Foi por meio do pianista Hércules Gomes que Jeanne conheceu a obra de Tia Amélia, que desafiou o patriarcado da época e o etarismo com o objetivo de se tornar referência na música popular brasileira. A qualidade das composições e a interpretação da pernambucana, notadamente pelo seu suingue marcante na mão esquerda, chamaram a atenção de contemporâneos como Vinicius de Moraes, Dorival Caymmi e Pixinguinha.

Não só: Tia Amélia formou uma geração de compositores, como Egberto Gismonti e Angela Ro Ro. Mas, independentemente de toda essa trajetória, acabou esquecida, processo que Jeanne pretende reverter com o livro Tia Amélia — O Piano e a Vida Incrível da Compositora, que ela está lançando em Portugal.

"Tive o privilégio de dar visibilidade à vida de Tia Amélia, após um apagamento de 40 anos. O meu objetivo é que ela volte para a história da música, de onde nunca deveria ter saído. Ela é da mesma linhagem de Chiquinha Gonzaga e Ernesto Nazareth", afirma a escritora.

Jeanne ressalta que Tia Amélia teve uma vida de sucesso em duas fases da vida. "Como folclorista, viajou pelo Brasil, América Latina e Estados Unidos durante 10 anos (1931-1941). E, nas décadas de 50 e 60, tornou-se uma figura muito respeitada pela crítica e pelo público por conta de seu programa semanal na tevê, no Rio de Janeiro. Ela é uma mulher à frente do nosso tempo", assinala.

Veja, a seguir, os principais trechos da entrevista que Jeanne de Castro concedeu ao PÚBLICO Brasil. O lançamento da obra dela ocorre hoje em Lisboa, na Livraria Snob, a partir das 17h. A autora vai percorrer outras cidades de Portugal.

Como surgiu a ideia de escrever esse livro?

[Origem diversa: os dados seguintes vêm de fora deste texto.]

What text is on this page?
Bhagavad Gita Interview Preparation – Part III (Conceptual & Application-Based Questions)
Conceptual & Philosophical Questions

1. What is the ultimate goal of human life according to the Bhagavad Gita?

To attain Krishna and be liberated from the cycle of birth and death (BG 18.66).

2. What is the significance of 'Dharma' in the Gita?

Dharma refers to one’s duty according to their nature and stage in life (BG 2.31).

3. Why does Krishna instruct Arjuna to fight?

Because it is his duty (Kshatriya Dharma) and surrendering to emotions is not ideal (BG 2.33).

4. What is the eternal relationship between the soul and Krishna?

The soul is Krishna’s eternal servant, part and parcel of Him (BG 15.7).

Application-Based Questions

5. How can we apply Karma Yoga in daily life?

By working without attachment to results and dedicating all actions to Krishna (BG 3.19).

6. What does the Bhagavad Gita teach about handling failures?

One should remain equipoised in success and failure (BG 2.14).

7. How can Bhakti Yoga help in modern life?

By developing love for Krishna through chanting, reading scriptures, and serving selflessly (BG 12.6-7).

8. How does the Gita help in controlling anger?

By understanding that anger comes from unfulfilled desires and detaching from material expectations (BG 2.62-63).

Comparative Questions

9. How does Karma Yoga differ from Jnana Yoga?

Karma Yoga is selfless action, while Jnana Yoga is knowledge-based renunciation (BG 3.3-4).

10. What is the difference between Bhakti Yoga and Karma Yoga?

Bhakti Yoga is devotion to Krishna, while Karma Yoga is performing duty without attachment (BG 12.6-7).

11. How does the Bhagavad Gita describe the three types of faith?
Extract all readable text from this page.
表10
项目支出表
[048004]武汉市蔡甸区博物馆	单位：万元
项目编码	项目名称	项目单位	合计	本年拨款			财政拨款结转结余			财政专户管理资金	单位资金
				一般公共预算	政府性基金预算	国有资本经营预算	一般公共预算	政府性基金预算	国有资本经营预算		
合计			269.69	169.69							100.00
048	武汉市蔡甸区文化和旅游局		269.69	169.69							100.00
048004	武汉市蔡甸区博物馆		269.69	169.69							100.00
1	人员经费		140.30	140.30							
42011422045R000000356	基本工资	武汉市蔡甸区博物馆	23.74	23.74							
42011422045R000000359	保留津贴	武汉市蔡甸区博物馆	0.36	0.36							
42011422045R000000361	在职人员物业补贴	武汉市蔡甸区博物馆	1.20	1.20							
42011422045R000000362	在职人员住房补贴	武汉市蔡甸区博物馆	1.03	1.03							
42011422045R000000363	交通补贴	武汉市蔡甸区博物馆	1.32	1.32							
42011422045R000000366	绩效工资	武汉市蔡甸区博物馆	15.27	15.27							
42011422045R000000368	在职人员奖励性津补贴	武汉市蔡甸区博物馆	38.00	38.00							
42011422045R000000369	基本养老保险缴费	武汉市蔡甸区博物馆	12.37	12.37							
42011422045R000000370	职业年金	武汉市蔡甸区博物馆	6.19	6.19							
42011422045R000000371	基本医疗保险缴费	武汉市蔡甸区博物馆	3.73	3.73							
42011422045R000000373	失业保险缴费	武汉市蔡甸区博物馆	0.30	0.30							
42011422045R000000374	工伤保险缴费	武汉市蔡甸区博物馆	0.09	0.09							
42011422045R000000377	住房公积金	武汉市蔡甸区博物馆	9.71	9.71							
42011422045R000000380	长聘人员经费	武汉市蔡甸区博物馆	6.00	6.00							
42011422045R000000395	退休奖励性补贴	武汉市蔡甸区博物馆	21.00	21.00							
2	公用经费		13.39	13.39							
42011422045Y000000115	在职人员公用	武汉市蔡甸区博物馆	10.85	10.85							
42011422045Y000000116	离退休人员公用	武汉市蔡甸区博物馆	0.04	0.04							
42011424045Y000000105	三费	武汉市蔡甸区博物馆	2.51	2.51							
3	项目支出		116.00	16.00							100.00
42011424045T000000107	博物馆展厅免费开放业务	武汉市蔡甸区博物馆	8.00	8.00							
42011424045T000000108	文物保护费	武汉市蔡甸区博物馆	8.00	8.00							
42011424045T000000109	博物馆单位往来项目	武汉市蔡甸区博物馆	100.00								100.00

Quem me trouxe pela primeira vez a obra musical de Tia Amélia foi o pianista Hércules Gomes. A pernambucana Amélia Brandão foi uma artista, pianista e compositora muito importante, mas que foi totalmente apagada da história da música brasileira. A partir do convite de uma sobrinha de Tia Amélia, sistematizamos a pesquisa, primeiramente, pela Hemeroteca digital online, e ficamos entusiasmadas pelas descobertas da trajetória de sua vida. Em 2022, fui selecionada em primeiro lugar no PROAC (Programa de Incentivo à Cultura) Literatura não Ficção, em São Paulo, para escrever a biografia.

O que esse personagem representa para você?

Tia Amélia é um exemplo de talento, coragem e obstinação. Driblou o patriarcado e o etarismo de maneira criativa e inteligente para ser uma compositora de choro. Tive o privilégio de dar visibilidade à vida dela, após um apagamento de 40 anos. O meu objetivo é que ela volte para a história da música, de onde nunca deveria ter saído. Ela é da mesma linhagem de Chiquinha Gonzaga e Ernesto Nazareth. Tia Amélia teve uma vida de sucesso em duas fases da vida. Como folclorista, viajou pelo Brasil, América Latina e Estados Unidos durante dez anos (1931-1941). E, nas décadas de 50 e 60, tornou-se uma figura muito respeitada pela crítica e pelo público por conta de seu programa semanal na tevê, no Rio de Janeiro. Ela é uma mulher à frente do nosso tempo.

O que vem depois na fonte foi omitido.